El cumplimiento de la regla de déficit el 2025, al cerrar el año en 2.2 % del producto bruto interno (PBI), representa un avance concreto en la conducción económica y un paso fundamental en la trayectoria fiscal del país.

Sostener un manejo prudente de las finanzas públicas no es solo una cuestión de números: es una forma concreta de cuidar el bolsillo de las familias, asegurar que los servicios esenciales funcionen sin interrupciones y garantizar la capacidad de respuesta cuando la economía enfrenta dificultades.

Bajo estos principios, los países que logran alinear una gestión fiscal responsable con la atención de las necesidades de la población crean condiciones más estables para el desarrollo.

Ese es el marco en el que debe entenderse el reciente desempeño fiscal de Perú. El cumplimiento de la regla de déficit el 2025, al cerrar el año en 2.2 % del producto bruto interno (PBI), representa un avance concreto en la conducción económica y un paso fundamental en la trayectoria fiscal del país.

Este resultado cobra mayor importancia si se considera que en los dos años anteriores los desbalances fiscales excedieron los límites establecidos. En el 2024, por ejemplo, el déficit alcanzó 3.4 % del PBI, muy por encima de la meta de 2.8 %.

La corrección de esta situación fue posible gracias a las medidas de ajuste y de gasto responsable adoptadas por el Gobierno en el último trimestre del año. En ese periodo, el Ministerio de Economía y Finanzas (MEF) aprobó disposiciones extraordinarias orientadas a mejorar la eficiencia en el uso de los recursos públicos. Se reforzó la austeridad, priorizando proyectos con expediente técnico y limitando gastos no esenciales, como publicidad y consultorías, sin afectar sectores clave como salud y educación.

Alcanzar el cumplimiento de la regla fiscal marca un punto de inflexión en la conducción económica del país.
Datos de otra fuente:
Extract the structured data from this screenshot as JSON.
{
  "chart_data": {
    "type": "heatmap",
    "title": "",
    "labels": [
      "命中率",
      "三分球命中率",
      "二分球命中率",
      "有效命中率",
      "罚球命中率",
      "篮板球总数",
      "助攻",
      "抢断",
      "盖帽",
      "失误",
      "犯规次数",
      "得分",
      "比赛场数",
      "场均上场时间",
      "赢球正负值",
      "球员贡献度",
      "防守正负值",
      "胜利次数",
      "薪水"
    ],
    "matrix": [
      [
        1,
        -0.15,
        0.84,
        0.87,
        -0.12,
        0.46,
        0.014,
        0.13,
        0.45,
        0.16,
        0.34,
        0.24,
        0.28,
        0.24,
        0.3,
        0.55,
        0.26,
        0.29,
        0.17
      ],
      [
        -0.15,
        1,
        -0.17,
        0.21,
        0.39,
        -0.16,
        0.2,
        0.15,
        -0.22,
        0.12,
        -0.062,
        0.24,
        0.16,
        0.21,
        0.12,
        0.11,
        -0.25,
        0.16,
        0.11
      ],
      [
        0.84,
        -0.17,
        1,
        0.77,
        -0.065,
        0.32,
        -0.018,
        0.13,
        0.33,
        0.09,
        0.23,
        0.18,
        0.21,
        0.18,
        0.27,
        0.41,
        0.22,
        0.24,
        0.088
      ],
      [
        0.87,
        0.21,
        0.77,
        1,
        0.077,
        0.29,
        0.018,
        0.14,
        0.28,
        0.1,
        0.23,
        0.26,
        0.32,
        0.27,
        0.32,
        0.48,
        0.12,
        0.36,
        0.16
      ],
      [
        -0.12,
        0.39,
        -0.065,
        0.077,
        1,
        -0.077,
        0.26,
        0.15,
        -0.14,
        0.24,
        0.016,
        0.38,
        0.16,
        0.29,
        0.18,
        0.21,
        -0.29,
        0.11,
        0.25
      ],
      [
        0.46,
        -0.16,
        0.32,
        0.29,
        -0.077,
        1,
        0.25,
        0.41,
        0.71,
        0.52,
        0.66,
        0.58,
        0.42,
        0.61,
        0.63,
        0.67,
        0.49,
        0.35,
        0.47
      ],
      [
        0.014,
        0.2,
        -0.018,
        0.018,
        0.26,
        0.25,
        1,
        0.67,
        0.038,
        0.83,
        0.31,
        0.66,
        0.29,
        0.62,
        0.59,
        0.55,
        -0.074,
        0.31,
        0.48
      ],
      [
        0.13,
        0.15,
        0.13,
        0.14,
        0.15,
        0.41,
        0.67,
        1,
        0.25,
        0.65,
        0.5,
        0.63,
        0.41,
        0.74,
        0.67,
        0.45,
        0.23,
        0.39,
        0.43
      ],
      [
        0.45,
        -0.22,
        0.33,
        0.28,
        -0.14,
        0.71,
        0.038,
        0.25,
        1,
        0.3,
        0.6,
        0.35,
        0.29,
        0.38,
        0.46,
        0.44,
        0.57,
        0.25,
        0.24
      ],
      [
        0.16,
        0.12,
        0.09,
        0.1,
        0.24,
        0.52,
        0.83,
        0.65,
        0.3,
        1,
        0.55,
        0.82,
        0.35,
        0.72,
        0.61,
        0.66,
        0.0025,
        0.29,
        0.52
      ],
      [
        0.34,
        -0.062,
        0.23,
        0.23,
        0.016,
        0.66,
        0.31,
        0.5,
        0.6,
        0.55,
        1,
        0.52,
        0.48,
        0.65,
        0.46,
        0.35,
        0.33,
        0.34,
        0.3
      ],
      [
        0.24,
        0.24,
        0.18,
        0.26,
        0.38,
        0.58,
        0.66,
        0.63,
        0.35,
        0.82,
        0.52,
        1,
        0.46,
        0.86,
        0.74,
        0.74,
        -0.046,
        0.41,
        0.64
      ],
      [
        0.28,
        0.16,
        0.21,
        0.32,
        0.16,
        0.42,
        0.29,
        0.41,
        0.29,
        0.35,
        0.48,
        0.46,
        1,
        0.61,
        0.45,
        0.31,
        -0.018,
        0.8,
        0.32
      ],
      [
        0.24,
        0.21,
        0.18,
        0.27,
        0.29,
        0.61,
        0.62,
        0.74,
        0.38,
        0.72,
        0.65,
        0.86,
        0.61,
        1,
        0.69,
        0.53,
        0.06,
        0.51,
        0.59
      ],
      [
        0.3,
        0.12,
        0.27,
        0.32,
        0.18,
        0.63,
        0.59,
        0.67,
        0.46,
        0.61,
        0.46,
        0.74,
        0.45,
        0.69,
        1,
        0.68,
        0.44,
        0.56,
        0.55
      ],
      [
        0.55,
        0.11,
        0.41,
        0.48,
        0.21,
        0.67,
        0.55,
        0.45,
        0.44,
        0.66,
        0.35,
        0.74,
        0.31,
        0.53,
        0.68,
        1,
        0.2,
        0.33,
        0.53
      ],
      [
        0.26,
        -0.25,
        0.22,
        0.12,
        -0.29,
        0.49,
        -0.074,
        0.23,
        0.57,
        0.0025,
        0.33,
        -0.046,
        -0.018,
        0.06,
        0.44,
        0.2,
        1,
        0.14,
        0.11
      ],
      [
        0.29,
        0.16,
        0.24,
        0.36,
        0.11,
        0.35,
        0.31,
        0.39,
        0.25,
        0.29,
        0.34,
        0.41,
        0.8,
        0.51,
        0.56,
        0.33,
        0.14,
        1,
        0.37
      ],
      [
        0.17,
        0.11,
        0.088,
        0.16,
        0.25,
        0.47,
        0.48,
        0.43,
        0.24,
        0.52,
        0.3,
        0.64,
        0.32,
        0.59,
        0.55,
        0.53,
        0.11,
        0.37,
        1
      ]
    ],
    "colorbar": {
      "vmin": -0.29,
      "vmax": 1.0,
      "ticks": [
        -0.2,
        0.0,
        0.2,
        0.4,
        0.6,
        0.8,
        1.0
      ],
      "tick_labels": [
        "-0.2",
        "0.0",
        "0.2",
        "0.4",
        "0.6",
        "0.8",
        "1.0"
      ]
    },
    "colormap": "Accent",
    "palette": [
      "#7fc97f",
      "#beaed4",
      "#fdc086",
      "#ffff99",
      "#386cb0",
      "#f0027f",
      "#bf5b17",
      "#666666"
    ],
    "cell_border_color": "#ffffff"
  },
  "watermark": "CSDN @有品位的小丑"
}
Su relevancia se aprecia aún más al considerar que, según el Banco Central de Reserva, Perú se ubicó entre los países con menor déficit de la región el 2025, con un nivel claramente inferior al registrado en Colombia (7.1 % del PBI), México (4.3 %), así como al promedio de América Latina (5.0 %) y de las economías emergentes (6.1 %).

El desafío ahora es consolidar esta responsabilidad fiscal y asegurar que se mantenga en el tiempo. En ese contexto, la iniciativa del MEF de impulsar el Acuerdo Fiscal por el Crecimiento Sostenible constituye una señal clara de que la estabilidad debe transformarse en una agenda de largo plazo.

Blindar estos compromisos frente a los cambios políticos permitirá reforzar la credibilidad del país y garantizar que los avances no sean temporales. Convertir la disciplina fiscal en una verdadera política de Estado es una decisión impostergable, esencial para estimular la inversión y asegurar que la estabilidad económica se traduzca en más oportunidades y bienestar para todos los peruanos.